Type host and locality
The
type host of this nematode in nature is unknown as it was recovered from soil
using Galleria larvae as bait. The new species was recovered from many
soil samples collected from various localities in temperate areas of Yunnan
province during the surveys. An isolate(YNb112) was used as type specimens for
description. Itwas recovered from a soil sample collected from grassland in
Jiantang town, Zhongdian county, Diqing district,Yunnan province, China.
Type material
Holotype
(male), allotype female, paratype deposited in the State Key Lab for
Biocontrol, College of Life Sciences, Zhongshan University,Guangzhou 510275,
China. Some paratype specimen deposited
in UC Davis Nematode collection.
Distribution
About
30 isolates of this species were obtained from various localities in Yunnan
province. S. akhursti isolates were recovered from places with mean
annual temperature between 8 C (Zhongdian) and 16 C (Kunming, Dali and Qujing).

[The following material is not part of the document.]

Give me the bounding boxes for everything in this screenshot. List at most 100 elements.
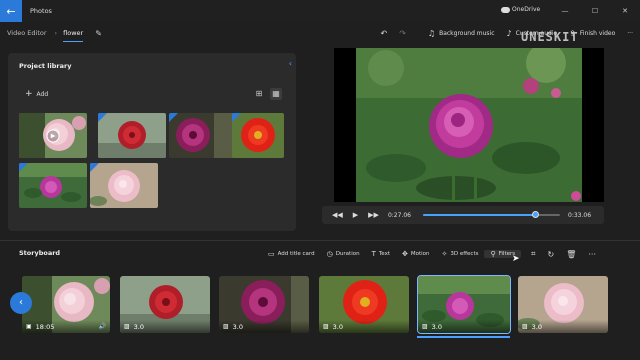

No S. akhursti was found in warm areas, such as Jinghong and Luxi
districts where extensive entomopathogenic nematode surveys have been carried
out (Qiu et al, 2005).
Symbiotic bacteria
The
symbiotic bacterium of S. akhursti has been isolated, purified, and
preserved in liquid nitrogen. The bacteria produced a red pigment on an
artificial medium containing corn flour, egg, and oil initially (Bedding, 1998) and then the color of the
medium gradually turned dark brown when nematodes proliferated. This feature of
pigment production was observed from all S. akhursti isolates, it is
unique for Steinernema species observed so far. Preliminary study
indicated that the symbiotic bacteria of S. akhursti possessed many
characters of Xenorhabdus species, such as phase variation, negative to
peroxide etc. A phylogenetic tree based on the 16S rDNA sequence showed that it
formed a monophyletic clade with, but can be clearly distinguished from, Xenorhabdus
nematophila and Xenorhabdus japonica (Qiu, et al. 2005).
Etymology:
This species is named after R. J. Akhurst from the Australian Center
for International Agricultural Research (ACIAR).
Reference
Qiu, L, Hu, X.., Zhou, Y., Mei, S., Nguyen K. B. & Pang, Y. (2005). Steinernema akhursti sp. n. (Nematoda: Steinernematidae) from Yunan, China. Journal of Invertebrate Pathology 90, 151-160.